These articles recap some of the opportunities uncovered by GSA powersports consultants during actual consulting visits. These are followed by recommended actions that address these opportunities. Our goal is to provide you with ideas to help improve your dealership.
This is the final part in a series on this dealership. The first part provided an analysis of their overall operations, the second part reported on their sales and F&I departments and the third part delved into the store’s parts and accessory department. In this edition, GSA consultants report on an analysis of the store’s service department.
The owner recently purchased this dealership and was approved for the two major product lines they carried. The original dealership had no computers and no financials. They were underperforming and held very poor market share for this area. They also had a poor reputation with local customers. The new owner feels there is a good potential for growth due to the dealership’s past history. Since they acquired this dealership, they have increased the market share by more than 60 percent for one of the lines. However, most of their unit sales have been for very low margins as they have had to clean out noncurrent inventory (some up to six years old).
The local town has only about 10,000 people. However, the market area has a population of more than 300,000. They have purchased a new facility with frontage on a major highway. It is currently under remodeling construction. They plan to move in the next few months.

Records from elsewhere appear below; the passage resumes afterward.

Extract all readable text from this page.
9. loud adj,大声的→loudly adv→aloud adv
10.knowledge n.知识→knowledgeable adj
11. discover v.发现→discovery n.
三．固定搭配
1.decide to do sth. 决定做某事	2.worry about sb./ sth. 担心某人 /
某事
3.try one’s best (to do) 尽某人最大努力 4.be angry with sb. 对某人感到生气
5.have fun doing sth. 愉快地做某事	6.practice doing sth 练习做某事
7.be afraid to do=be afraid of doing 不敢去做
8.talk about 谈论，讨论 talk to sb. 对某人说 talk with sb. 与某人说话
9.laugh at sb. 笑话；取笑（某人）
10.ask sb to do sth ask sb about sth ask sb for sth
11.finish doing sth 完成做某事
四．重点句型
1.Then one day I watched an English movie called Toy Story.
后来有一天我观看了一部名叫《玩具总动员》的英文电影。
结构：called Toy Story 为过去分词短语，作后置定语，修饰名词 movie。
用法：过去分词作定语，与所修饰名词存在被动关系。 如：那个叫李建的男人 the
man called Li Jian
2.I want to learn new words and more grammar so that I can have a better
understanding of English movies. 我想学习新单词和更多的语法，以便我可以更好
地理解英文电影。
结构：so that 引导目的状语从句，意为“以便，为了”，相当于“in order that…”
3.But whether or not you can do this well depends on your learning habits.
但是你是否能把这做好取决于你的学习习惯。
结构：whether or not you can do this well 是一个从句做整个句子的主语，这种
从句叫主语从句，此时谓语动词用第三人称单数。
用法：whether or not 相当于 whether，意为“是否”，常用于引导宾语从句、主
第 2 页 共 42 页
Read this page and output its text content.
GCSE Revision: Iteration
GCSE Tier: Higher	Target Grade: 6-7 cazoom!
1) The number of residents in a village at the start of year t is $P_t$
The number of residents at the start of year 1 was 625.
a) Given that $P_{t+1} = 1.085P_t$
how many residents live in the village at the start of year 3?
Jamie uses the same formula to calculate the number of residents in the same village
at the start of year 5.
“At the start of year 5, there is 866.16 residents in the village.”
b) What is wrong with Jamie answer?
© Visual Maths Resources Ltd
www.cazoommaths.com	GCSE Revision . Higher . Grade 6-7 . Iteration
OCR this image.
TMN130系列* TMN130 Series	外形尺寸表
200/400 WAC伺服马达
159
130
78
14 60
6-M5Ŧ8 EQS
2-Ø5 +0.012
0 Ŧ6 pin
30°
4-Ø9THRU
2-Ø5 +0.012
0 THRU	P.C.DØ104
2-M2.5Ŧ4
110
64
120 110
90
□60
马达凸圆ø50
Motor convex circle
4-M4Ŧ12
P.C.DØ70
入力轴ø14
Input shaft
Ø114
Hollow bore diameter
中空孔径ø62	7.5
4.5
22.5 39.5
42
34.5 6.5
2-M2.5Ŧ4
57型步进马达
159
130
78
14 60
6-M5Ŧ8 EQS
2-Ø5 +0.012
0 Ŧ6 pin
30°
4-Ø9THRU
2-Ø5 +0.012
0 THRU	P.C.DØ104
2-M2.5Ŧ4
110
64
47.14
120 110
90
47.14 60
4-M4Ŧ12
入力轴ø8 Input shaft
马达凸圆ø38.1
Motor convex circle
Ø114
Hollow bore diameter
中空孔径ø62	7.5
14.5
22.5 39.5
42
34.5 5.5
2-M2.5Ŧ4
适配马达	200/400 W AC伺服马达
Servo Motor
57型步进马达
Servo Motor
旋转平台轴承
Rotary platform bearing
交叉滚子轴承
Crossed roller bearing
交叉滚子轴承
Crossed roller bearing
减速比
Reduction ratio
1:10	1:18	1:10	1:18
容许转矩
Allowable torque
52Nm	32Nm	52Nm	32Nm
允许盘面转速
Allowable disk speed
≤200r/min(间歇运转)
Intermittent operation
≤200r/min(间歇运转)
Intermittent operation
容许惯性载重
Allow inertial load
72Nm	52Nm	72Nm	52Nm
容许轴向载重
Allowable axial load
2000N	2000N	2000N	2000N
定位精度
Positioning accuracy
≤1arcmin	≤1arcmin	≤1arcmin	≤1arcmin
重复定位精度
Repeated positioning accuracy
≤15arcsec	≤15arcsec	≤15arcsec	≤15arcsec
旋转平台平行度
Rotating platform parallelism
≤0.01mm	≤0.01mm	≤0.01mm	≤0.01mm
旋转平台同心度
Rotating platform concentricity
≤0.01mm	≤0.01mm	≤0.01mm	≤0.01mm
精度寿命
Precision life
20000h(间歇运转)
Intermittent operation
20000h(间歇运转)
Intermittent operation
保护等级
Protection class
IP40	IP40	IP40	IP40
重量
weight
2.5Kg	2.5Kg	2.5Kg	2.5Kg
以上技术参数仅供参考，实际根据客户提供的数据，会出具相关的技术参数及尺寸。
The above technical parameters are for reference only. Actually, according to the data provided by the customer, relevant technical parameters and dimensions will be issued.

They have a lot of work to do in order to make this into a profitable dealership. Their sales volume is small and there are poor margins in nearly all departments. They have no inventory management and no personnel management structure.
There is no one in the service manager position and many of the required duties are not being performed correctly, if at all. Given their current needs, it was recommended the GM be moved into this position and that the owner assume the GM duties until a suitable replacement can be found. There was a discussion of marketing the service department in order to increase service business.
This is one of the major holes sucking revenue from the business. Techs are not doing a lot of paid labor work and tech wages are higher than income. There are also issues with RO flow, warranty filing and follow-up that need to be addressed quickly.
No reception checklist is being used and no upselling is taking place. Implementing a reception checklist helps ensure most repairs can be spotted at the time of write-up. In addition, this is a great tool for upselling service and add-on P&A. It also helps protect the dealership from damage claims.
While they do have a service menu system, it was recommended they remove the labor rate references from the menu.
The GM already has completed the major task of straightening out the large open RO situation. He will be tracking the techs’ time, creating internal ROs and working on fixing the warranty system.
Another major issue is the lack of customer signatures on ROs. This is a legal problem and cannot be tolerated. It is imperative the GM and owner become familiar with state laws that govern ROs, work authorizations and OE warranty reimbursements. The techs are not providing good notes on the ROs. This can become very important if a potential liability situation should arise. Comebacks need to be closely monitored and corrective actions taken as necessary.
All work on ROs needs to be tracked through a time clock so proper performance measurements can be made. First services need to be scheduled at the time of unit delivery and percent of first service returns tracked.